Our passing standard at my nursing school was 80. RIDICULOUSLY hard. Miraculously, as it was a second degree program, we had a really good retention rate, only losing about 20% of our class. In general, nursing school was exactly as difficult as I expected it to be. Time consuming, but doable if you accepted that and put in the time needed to master the basics. I had a very supportive fiance. He cooked dinner most nights and when he didn't we'd order out so I didn't have to bother with cooking. He accepted the fact that I would study on the couch while he watched TV. We just made sure that we spent time together even if we weren't doing the same thing. He was amazing. But he also completed his doctorate in physical therapy 4 years ago and has dealt with the time commitment. You can't really understand unless you are a health care professional and have completed a demanding college program.

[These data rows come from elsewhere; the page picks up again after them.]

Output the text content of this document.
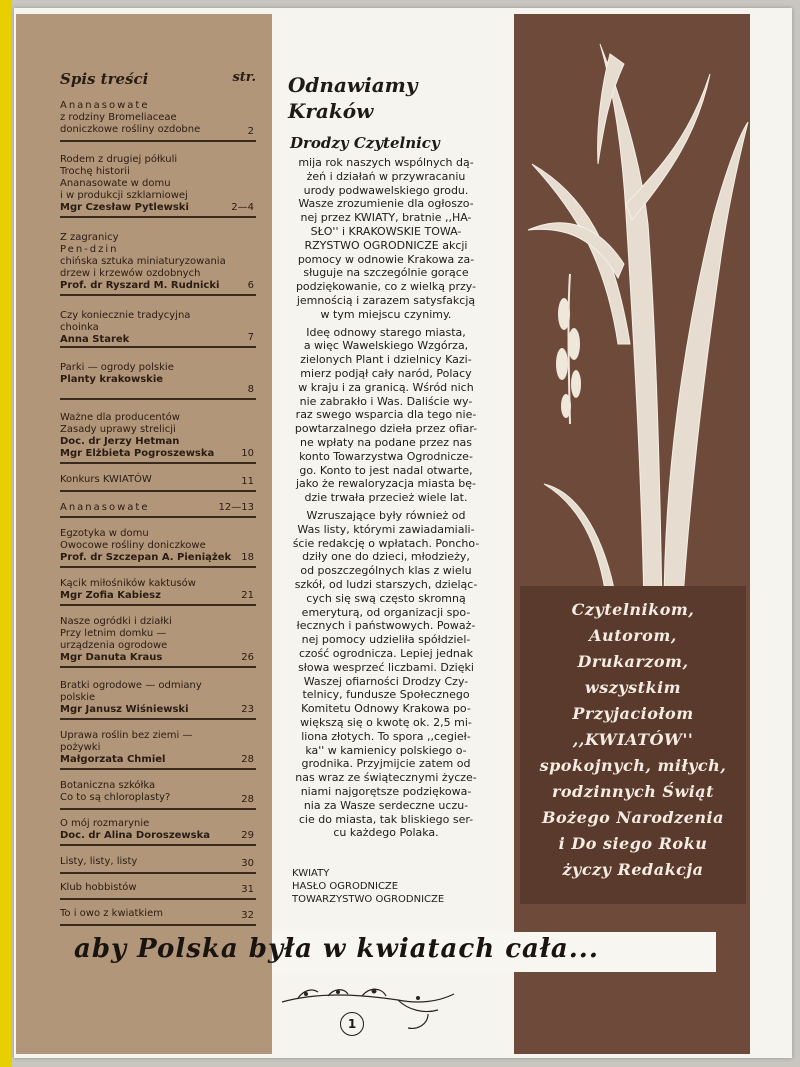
Spis treści	str.
Ananasowate
z rodziny Bromeliaceae
doniczkowe rośliny ozdobne	2
Rodem z drugiej półkuli
Trochę historii
Ananasowate w domu
i w produkcji szklarniowej
Mgr Czesław Pytlewski	2—4
Z zagranicy
Pen-dzin
chińska sztuka miniaturyzowania
drzew i krzewów ozdobnych
Prof. dr Ryszard M. Rudnicki	6
Czy koniecznie tradycyjna
choinka
Anna Starek	7
Parki — ogrody polskie
Planty krakowskie
8
Ważne dla producentów
Zasady uprawy strelicji
Doc. dr Jerzy Hetman
Mgr Elżbieta Pogroszewska	10
Konkurs KWIATÓW	11
Ananasowate	12—13
Egzotyka w domu
Owocowe rośliny doniczkowe
Prof. dr Szczepan A. Pieniążek	18
Kącik miłośników kaktusów
Mgr Zofia Kabiesz	21
Nasze ogródki i działki
Przy letnim domku —
urządzenia ogrodowe
Mgr Danuta Kraus	26
Bratki ogrodowe — odmiany
polskie
Mgr Janusz Wiśniewski	23
Uprawa roślin bez ziemi —
pożywki
Małgorzata Chmiel	28
Botaniczna szkółka
Co to są chloroplasty?	28
O mój rozmarynie
Doc. dr Alina Doroszewska	29
Listy, listy, listy	30
Klub hobbistów	31
To i owo z kwiatkiem	32
Odnawiamy
Kraków
Drodzy Czytelnicy
mija rok naszych wspólnych dą-
żeń i działań w przywracaniu
urody podwawelskiego grodu.
Wasze zrozumienie dla ogłoszo-
nej przez KWIATY, bratnie ,,HA-
SŁO'' i KRAKOWSKIE TOWA-
RZYSTWO OGRODNICZE akcji
pomocy w odnowie Krakowa za-
sługuje na szczególnie gorące
podziękowanie, co z wielką przy-
jemnością i zarazem satysfakcją
w tym miejscu czynimy.
Ideę odnowy starego miasta,
a więc Wawelskiego Wzgórza,
zielonych Plant i dzielnicy Kazi-
mierz podjął cały naród, Polacy
w kraju i za granicą. Wśród nich
nie zabrakło i Was. Daliście wy-
raz swego wsparcia dla tego nie-
powtarzalnego dzieła przez ofiar-
ne wpłaty na podane przez nas
konto Towarzystwa Ogrodnicze-
go. Konto to jest nadal otwarte,
jako że rewaloryzacja miasta bę-
dzie trwała przecież wiele lat.
Wzruszające były również od
Was listy, którymi zawiadamiali-
ście redakcję o wpłatach. Poncho-
dziły one do dzieci, młodzieży,
od poszczególnych klas z wielu
szkół, od ludzi starszych, dzieląc-
cych się swą często skromną
emeryturą, od organizacji spo-
łecznych i państwowych. Poważ-
nej pomocy udzieliła spółdziel-
czość ogrodnicza. Lepiej jednak
słowa wesprzeć liczbami. Dzięki
Waszej ofiarności Drodzy Czy-
telnicy, fundusze Społecznego
Komitetu Odnowy Krakowa po-
większą się o kwotę ok. 2,5 mi-
liona złotych. To spora ,,cegieł-
ka'' w kamienicy polskiego o-
grodnika. Przyjmijcie zatem od
nas wraz ze świątecznymi życze-
niami najgorętsze podziękowa-
nia za Wasze serdeczne uczu-
cie do miasta, tak bliskiego ser-
cu każdego Polaka.
KWIATY
HASŁO OGRODNICZE
TOWARZYSTWO OGRODNICZE
Czytelnikom,
Autorom,
Drukarzom,
wszystkim
Przyjaciołom
,,KWIATÓW''
spokojnych, miłych,
rodzinnych Świąt
Bożego Narodzenia
i Do siego Roku
życzy Redakcja
aby Polska była w kwiatach cała...
1
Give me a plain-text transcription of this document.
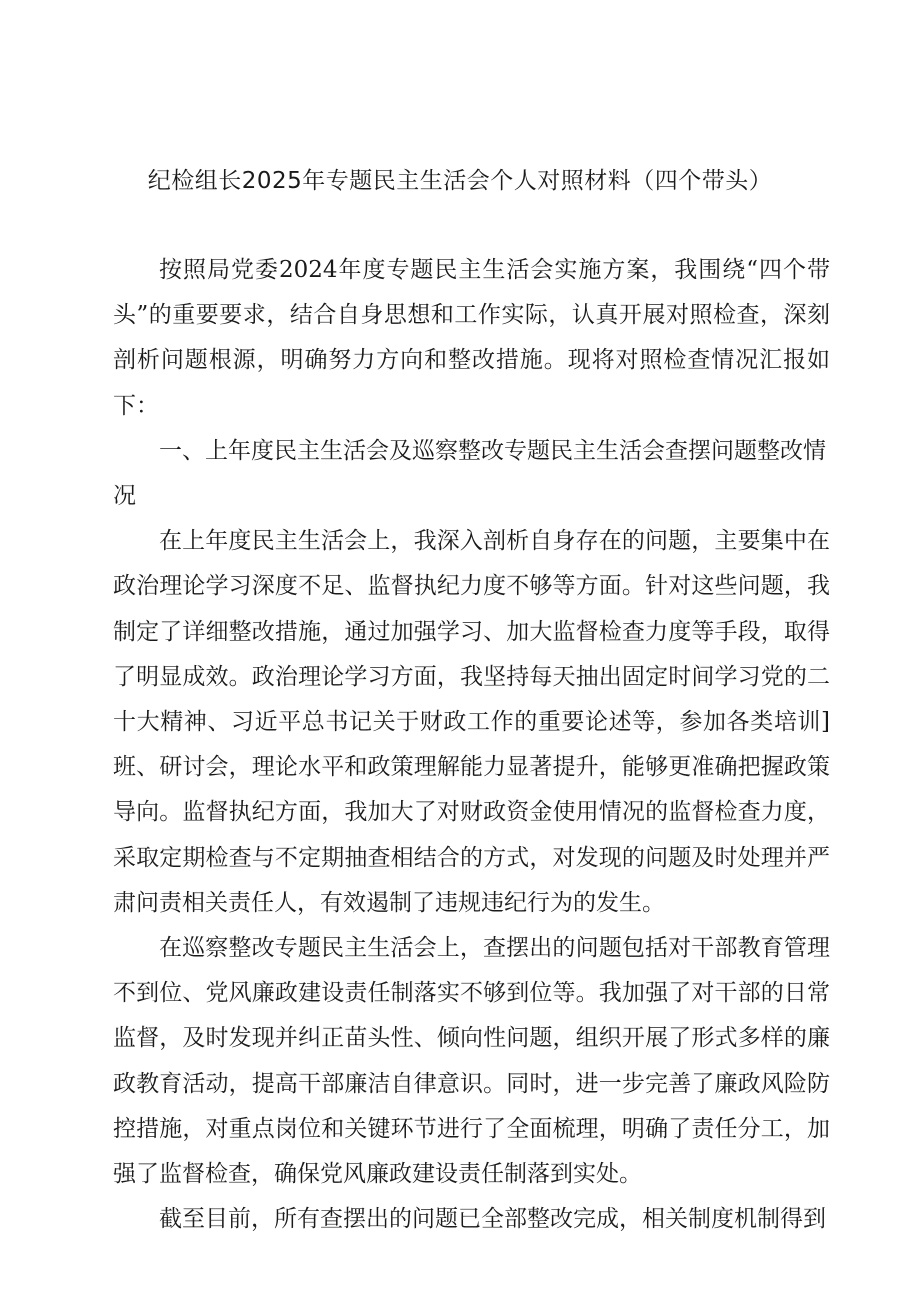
纪检组长2025年专题民主生活会个人对照材料（四个带头）

按照局党委2024年度专题民主生活会实施方案，我围绕“四个带头”的重要要求，结合自身思想和工作实际，认真开展对照检查，深刻剖析问题根源，明确努力方向和整改措施。现将对照检查情况汇报如下：

一、上年度民主生活会及巡察整改专题民主生活会查摆问题整改情况

在上年度民主生活会上，我深入剖析自身存在的问题，主要集中在政治理论学习深度不足、监督执纪力度不够等方面。针对这些问题，我制定了详细整改措施，通过加强学习、加大监督检查力度等手段，取得了明显成效。政治理论学习方面，我坚持每天抽出固定时间学习党的二十大精神、习近平总书记关于财政工作的重要论述等，参加各类培训]班、研讨会，理论水平和政策理解能力显著提升，能够更准确把握政策导向。监督执纪方面，我加大了对财政资金使用情况的监督检查力度，采取定期检查与不定期抽查相结合的方式，对发现的问题及时处理并严肃问责相关责任人，有效遏制了违规违纪行为的发生。

在巡察整改专题民主生活会上，查摆出的问题包括对干部教育管理不到位、党风廉政建设责任制落实不够到位等。我加强了对干部的日常监督，及时发现并纠正苗头性、倾向性问题，组织开展了形式多样的廉政教育活动，提高干部廉洁自律意识。同时，进一步完善了廉政风险防控措施，对重点岗位和关键环节进行了全面梳理，明确了责任分工，加强了监督检查，确保党风廉政建设责任制落到实处。

截至目前，所有查摆出的问题已全部整改完成，相关制度机制得到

Specializes in Renal/Cardiac.

At the same time, don't let it consume your life. If it takes that much work, it's not the right career path. JMO, I know others would disagree.

Well I will be the one just because someone spends a lot of time studying

does not determine if they have chosen the right field or not maybe they are just more avid studiers--so yes I totally disagree. I studied for many many hours and I would not have any other field but nursing so I do not believe this is true

Specializes in Cardiac, Thoracic, Vsg, ENT, GU.

Saying that nursing school was hard is such a cliche! I remember I had such a thirst to learn every word in the books and every word that came out of my instructors' mouths. :nurse: Plus, I wanted a big old house in which to raise my family of three children.

Specializes in prehospital, ER, critical care transport.

Brava, Grey Lady. Not only are you helping your students, you are helping to improve the credibility of the profession. Nobody expects a law student or a medical student to work full time nights, take care of the kids, and put dinner on the table. I'd argue that a nursing student is just as busy, and just as stressed. And. . . just as deserving of support!